Other phone calls were held with Prime Minister Shinzo Abe of Japan, during which the two men talked about the “comfort women” accord accepted by the previous Korean administration. While Abe called for following through on the agreement, Moon said that most South Korean people don’t accept the accord. This longstanding thorn in the bilateral relationship is likely to continue to prove intractable.

Other phone conversations were held with the Australian prime minister, Malcolm Turnbull, British Prime Minister Teresa May, Russian President Vladimir Putin, India’s Prime Minister Narendra Modi and the German Chancellor Angela Merkel.

The one regional player with whom Moon did not talk was Kim Jong-un, the North Korean leader. But Moon was North Korea’s favored candidate during the campaign and the new president, in his inaugural address, said that he would be willing to go to Pyongyang for talks “under the right circumstances”, echoing what Trump had said 10 days previously.

Nonetheless, North Korea is pressing ahead with its nuclear and missile-development program, holding another ballistic missile test on Sunday, one that experts said could be a new type of missile. The test precipitated the first meeting of Moon’s national security council. Moon was quoted as saying that while South Korea remained open to dialogue, it would only be possible “when North Korea shows a change in attitude”.

Nonetheless, there has already been a change in recent emphasis. Trump, who had threatened military action, shifted his stance in the past couple of weeks and has praised the North Korean leader, saying he would be “honored” to meet Kim “under the right circumstances”.

Then, on May 13, a senior North Korean diplomat, Choe Son-hui, head of the foreign ministry’s north America bureau, said her country would be willing to hold talks with the US “if conditions are mature”.

The stage is now set for South Korea to play an active role in the region and, hopefully, produce conditions under which a dialogue, if not negotiations, can be conducted. Already, overall tension has been lowered as the North has refrained from conducting a sixth nuclear test, which it has threatened to hold, although the missile tests continue almost on a weekly basis.

Moon is likely to hold out to Kim the possibility of a future unified Korean peninsula. That won’t happen anytime soon, but the possibility of unification is something that both Pyongyang and Seoul are unwilling to preclude. In fact, in his conversation with Merkel, Moon called Germany “a nation that deeply understands the tragedy and pain of a divided country.”

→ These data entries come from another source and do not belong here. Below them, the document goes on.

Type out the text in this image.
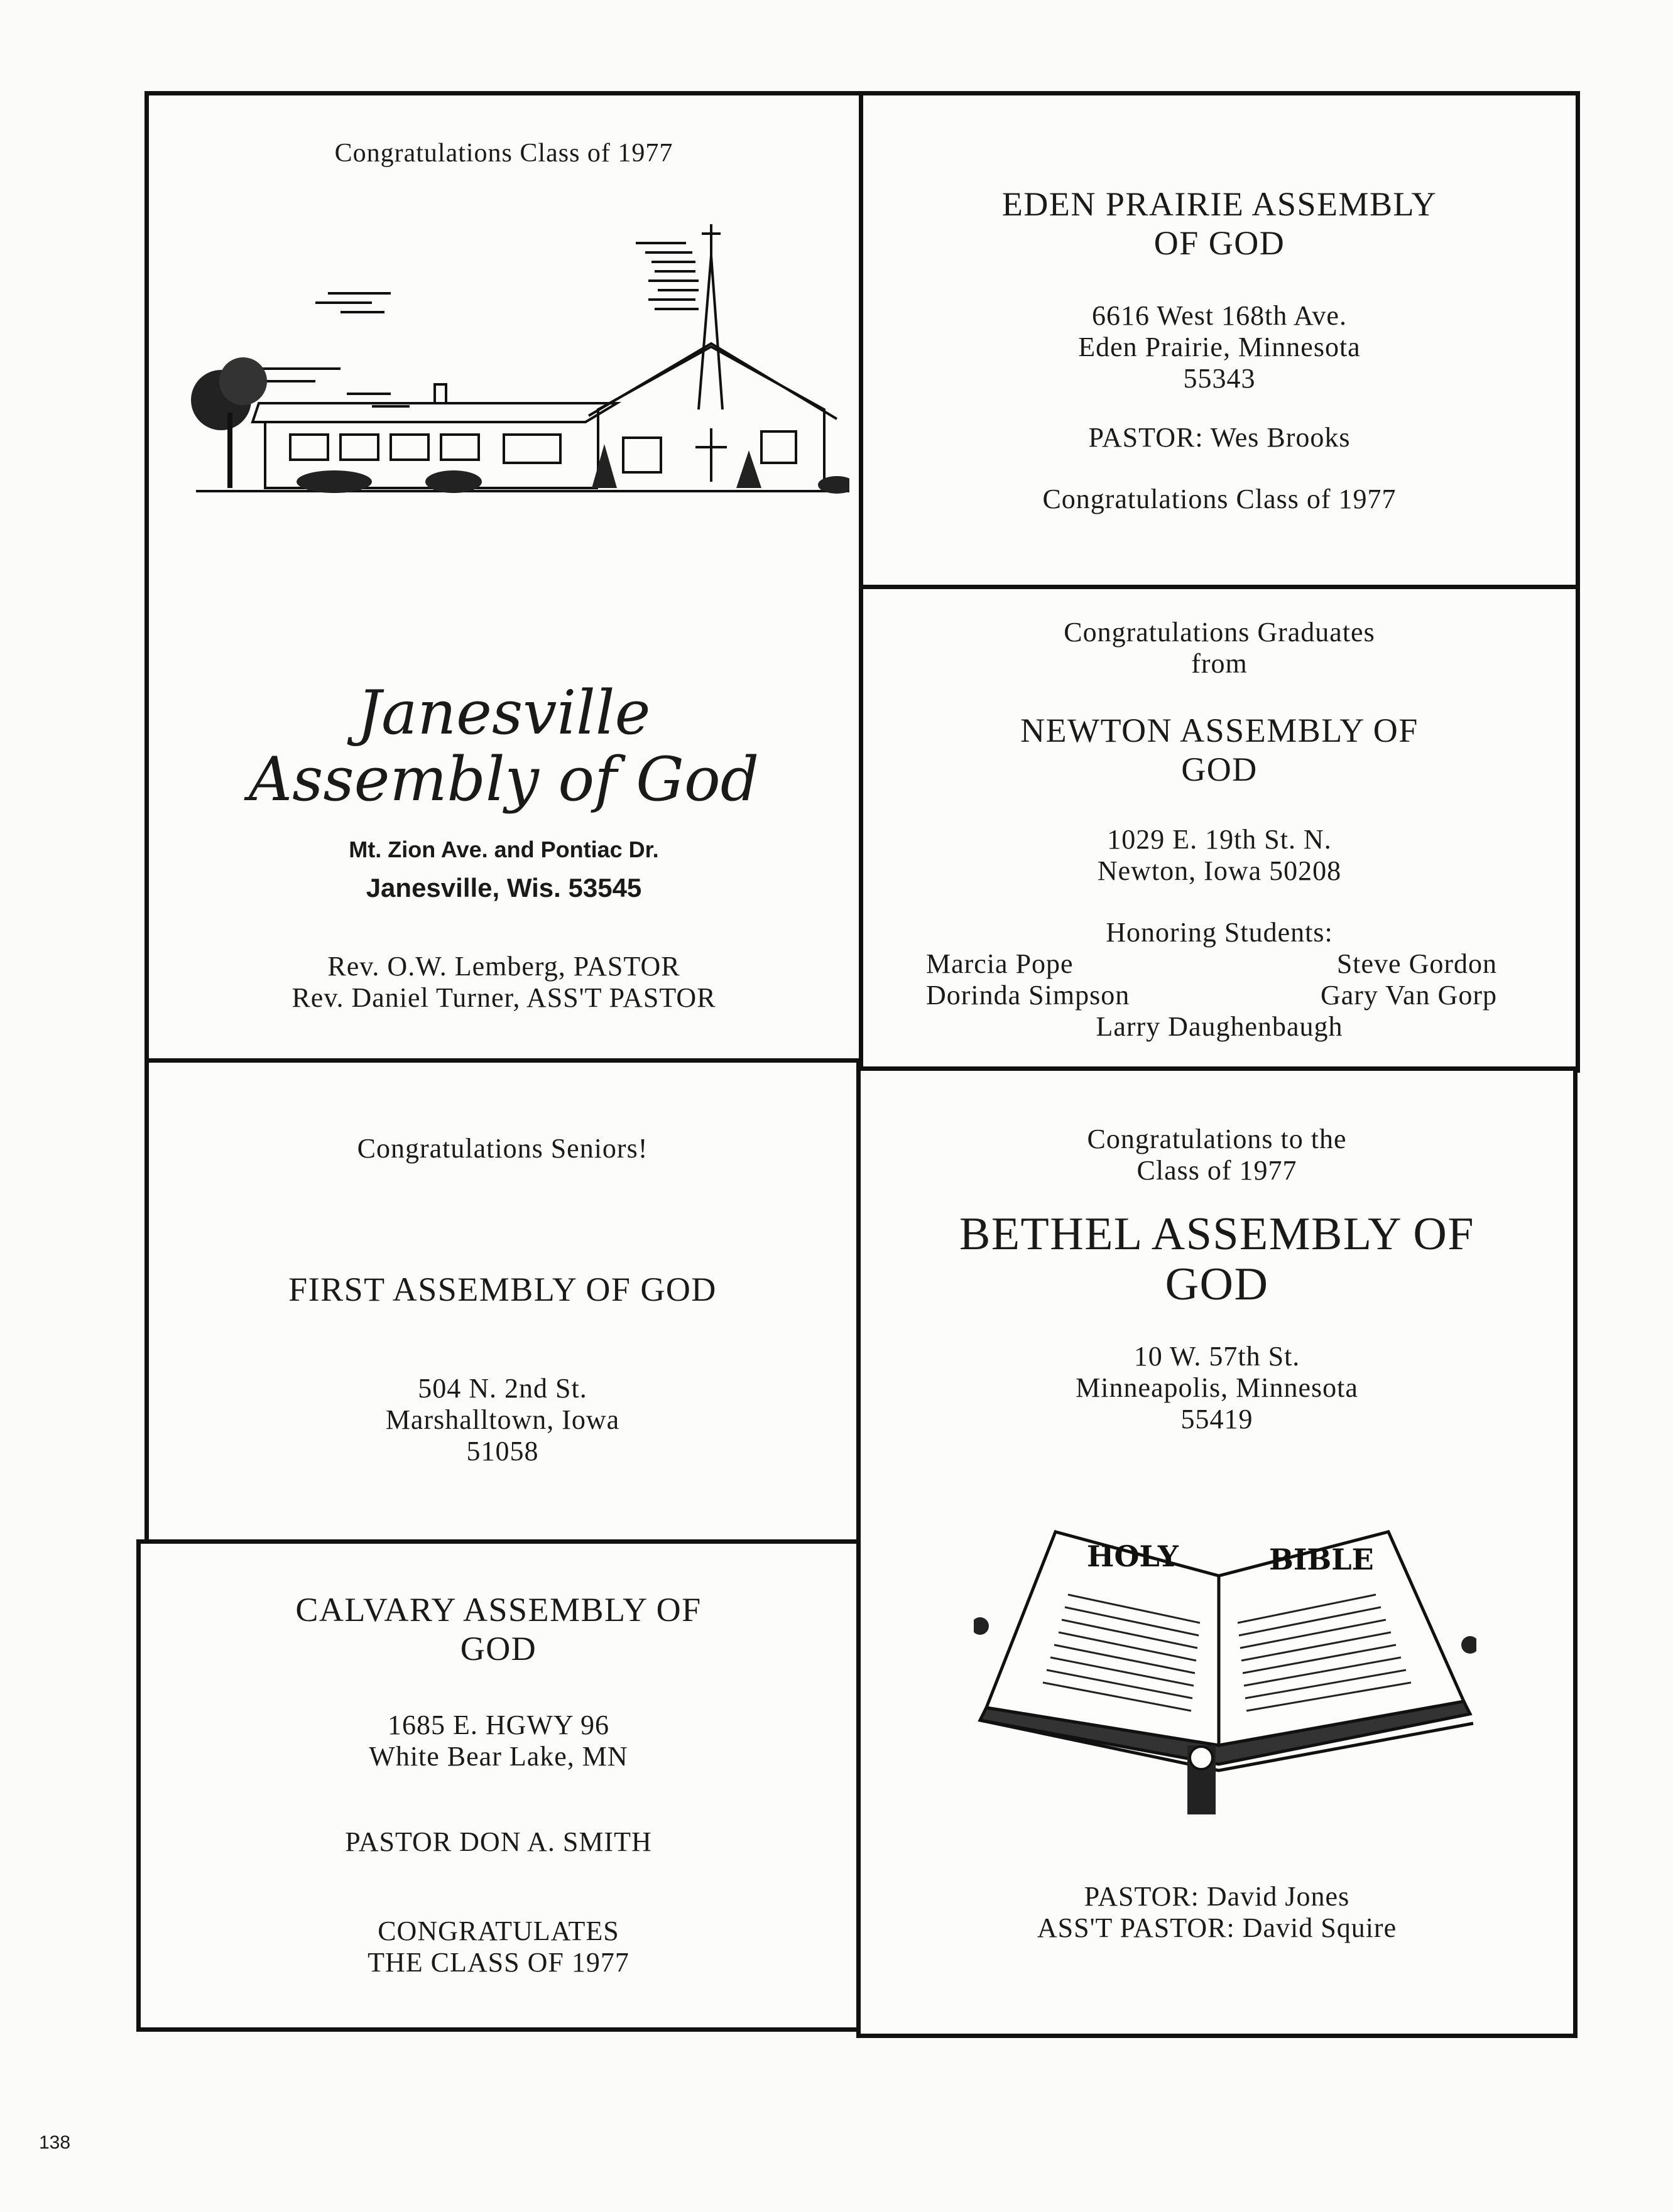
Congratulations Class of 1977
Janesville
Assembly of God
Mt. Zion Ave. and Pontiac Dr.
Janesville, Wis. 53545
Rev. O.W. Lemberg, PASTOR
Rev. Daniel Turner, ASS'T PASTOR
EDEN PRAIRIE ASSEMBLY
OF GOD
6616 West 168th Ave.
Eden Prairie, Minnesota
55343
PASTOR: Wes Brooks
Congratulations Class of 1977
Congratulations Graduates
from
NEWTON ASSEMBLY OF
GOD
1029 E. 19th St. N.
Newton, Iowa 50208
Honoring Students:
Marcia Pope	Steve Gordon
Dorinda Simpson	Gary Van Gorp
Larry Daughenbaugh
Congratulations Seniors!
FIRST ASSEMBLY OF GOD
504 N. 2nd St.
Marshalltown, Iowa
51058
CALVARY ASSEMBLY OF
GOD
1685 E. HGWY 96
White Bear Lake, MN
PASTOR DON A. SMITH
CONGRATULATES
THE CLASS OF 1977
Congratulations to the
Class of 1977
BETHEL ASSEMBLY OF
GOD
10 W. 57th St.
Minneapolis, Minnesota
55419
HOLY	BIBLE
PASTOR: David Jones
ASS'T PASTOR: David Squire
138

Events are moving at a rapid pace. Only a week ago, it would have been unimaginable for representatives of the US, North Korea and South Korea to all sit in the same room. And yet, over the weekend, all three countries, together with dozens of others, gathered together in Beijing for the China-sponsored Belt and Road Forum. Change has come to South Korea and the dynamics in the Korean Peninsula are clearly shifting.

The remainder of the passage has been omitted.